As part of a team offering pre-arrival settlement services to about-to-land immigrants, Santos has helped hundreds of clients access her agency’s pre-arrival services while still in their home countries. The result?  Newcomers to Canada are able to transition seamlessly after their arrival because they are already aware of the networks, resources and connections that they can tap into.

“Since our launch in 2016, we have served more than 18,000 clients from 100 countries with their pre-arrival needs,” says Santos. “My suggestion to prospective immigrants would be that they do adequate amount of research beforehand, and secondly, to make sure the information they’re seeking is from reliable sources.”

Next Stop Canada’s pre-arrival services

Next Stop Canada a free online pre-arrival program that is delivered by the YMCA of Greater Toronto and funded by Immigration, Refugees and Citizenship Canada (IRCC).

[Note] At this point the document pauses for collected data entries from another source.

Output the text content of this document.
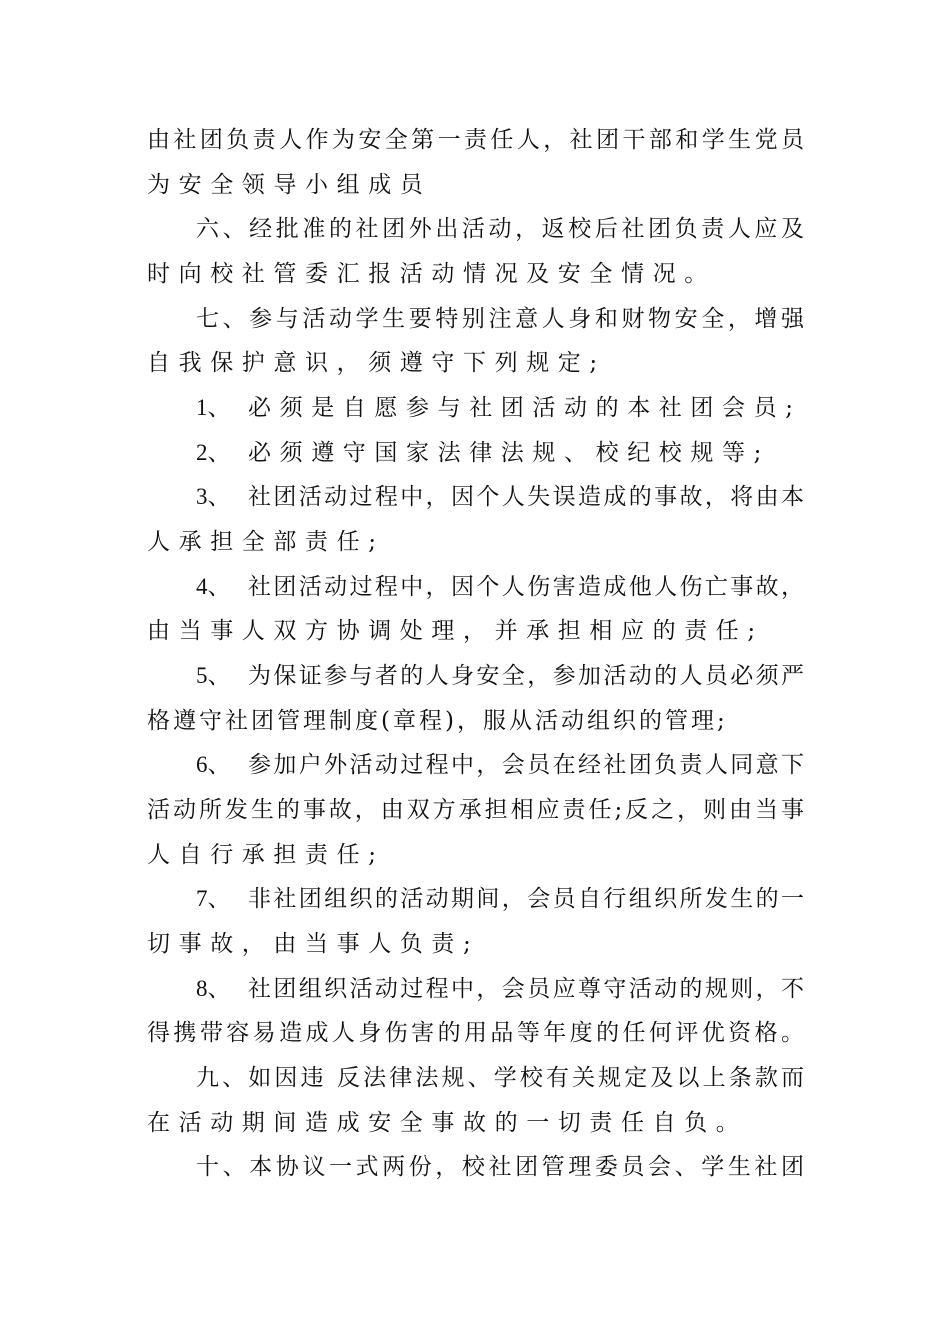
由社团负责人作为安全第一责任人，社团干部和学生党员
为安全领导小组成员
六、经批准的社团外出活动，返校后社团负责人应及
时向校社管委汇报活动情况及安全情况。
七、参与活动学生要特别注意人身和财物安全，增强
自我保护意识，须遵守下列规定;
1、 必须是自愿参与社团活动的本社团会员;
2、 必须遵守国家法律法规、校纪校规等;
3、 社团活动过程中，因个人失误造成的事故，将由本
人承担全部责任;
4、 社团活动过程中，因个人伤害造成他人伤亡事故，
由当事人双方协调处理，并承担相应的责任;
5、 为保证参与者的人身安全，参加活动的人员必须严
格遵守社团管理制度(章程)，服从活动组织的管理;
6、 参加户外活动过程中，会员在经社团负责人同意下
活动所发生的事故，由双方承担相应责任;反之，则由当事
人自行承担责任;
7、 非社团组织的活动期间，会员自行组织所发生的一
切事故，由当事人负责;
8、 社团组织活动过程中，会员应尊守活动的规则，不
得携带容易造成人身伤害的用品等年度的任何评优资格。
九、如因违 反法律法规、学校有关规定及以上条款而
在活动期间造成安全事故的一切责任自负。
十、本协议一式两份，校社团管理委员会、学生社团
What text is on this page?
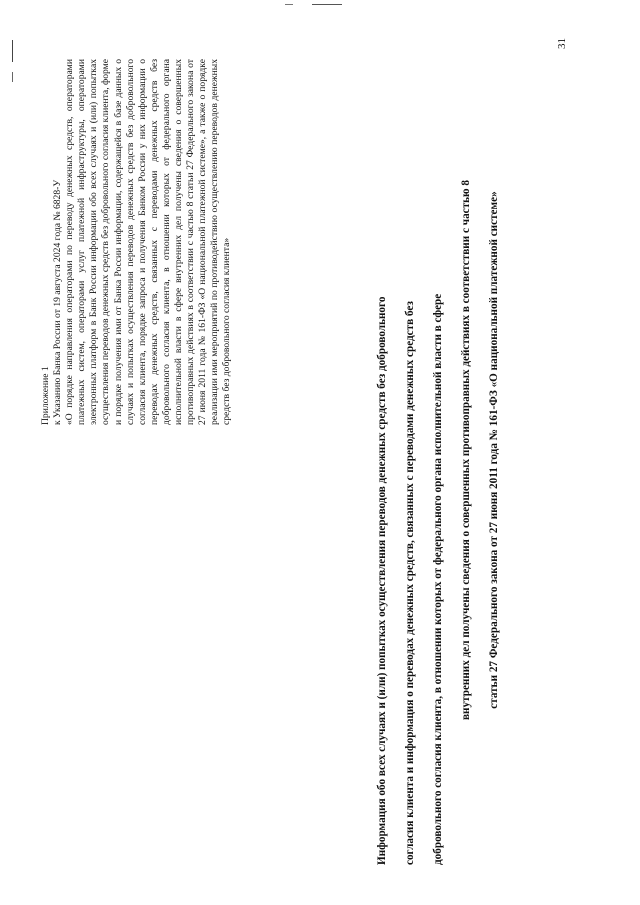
Приложение 1 к Указанию Банка России от 19 августа 2024 года № 6828-У «О порядке направления операторами по переводу денежных средств, операторами платежных систем, операторами услуг платежной инфраструктуры, операторами электронных платформ в Банк России информации обо всех случаях и (или) попытках осуществления переводов денежных средств без добровольного согласия клиента, форме и порядке получения ими от Банка России информации, содержащейся в базе данных о случаях и попытках осуществления переводов денежных средств без добровольного согласия клиента, порядке запроса и получения Банком России у них информации о переводах денежных средств, связанных с переводами денежных средств без добровольного согласия клиента, в отношении которых от федерального органа исполнительной власти в сфере внутренних дел получены сведения о совершенных противоправных действиях в соответствии с частью 8 статьи 27 Федерального закона от 27 июня 2011 года № 161-ФЗ «О национальной платежной системе», а также о порядке реализации ими мероприятий по противодействию осуществлению переводов денежных средств без добровольного согласия клиента»	Информация обо всех случаях и (или) попытках осуществления переводов денежных средств без добровольного	согласия клиента и информация о переводах денежных средств, связанных с переводами денежных средств без	добровольного согласия клиента, в отношении которых от федерального органа исполнительной власти в сфере	внутренних дел получены сведения о совершенных противоправных действиях в соответствии с частью 8	статьи 27 Федерального закона от 27 июня 2011 года № 161-ФЗ «О национальной платежной системе»
31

Prospective immigrants can reach out to Santos and others in her team with their Unique Client Identifier — a number on their landing document.

“We help immigrants adapt and integrate by creating individualized plans for each person,” Santos explained. “This includes providing clients with information on housing, employment, education, as well as mentorship opportunities. Pre-arrival resources and programs such as Next Stop Canada eliminate the stress of ‘what now’”.

With the help of pre-arrival services, immigrants without an idea of where or how to start planning for their imminent arrival to Canada can confidently take the first step in their important journey.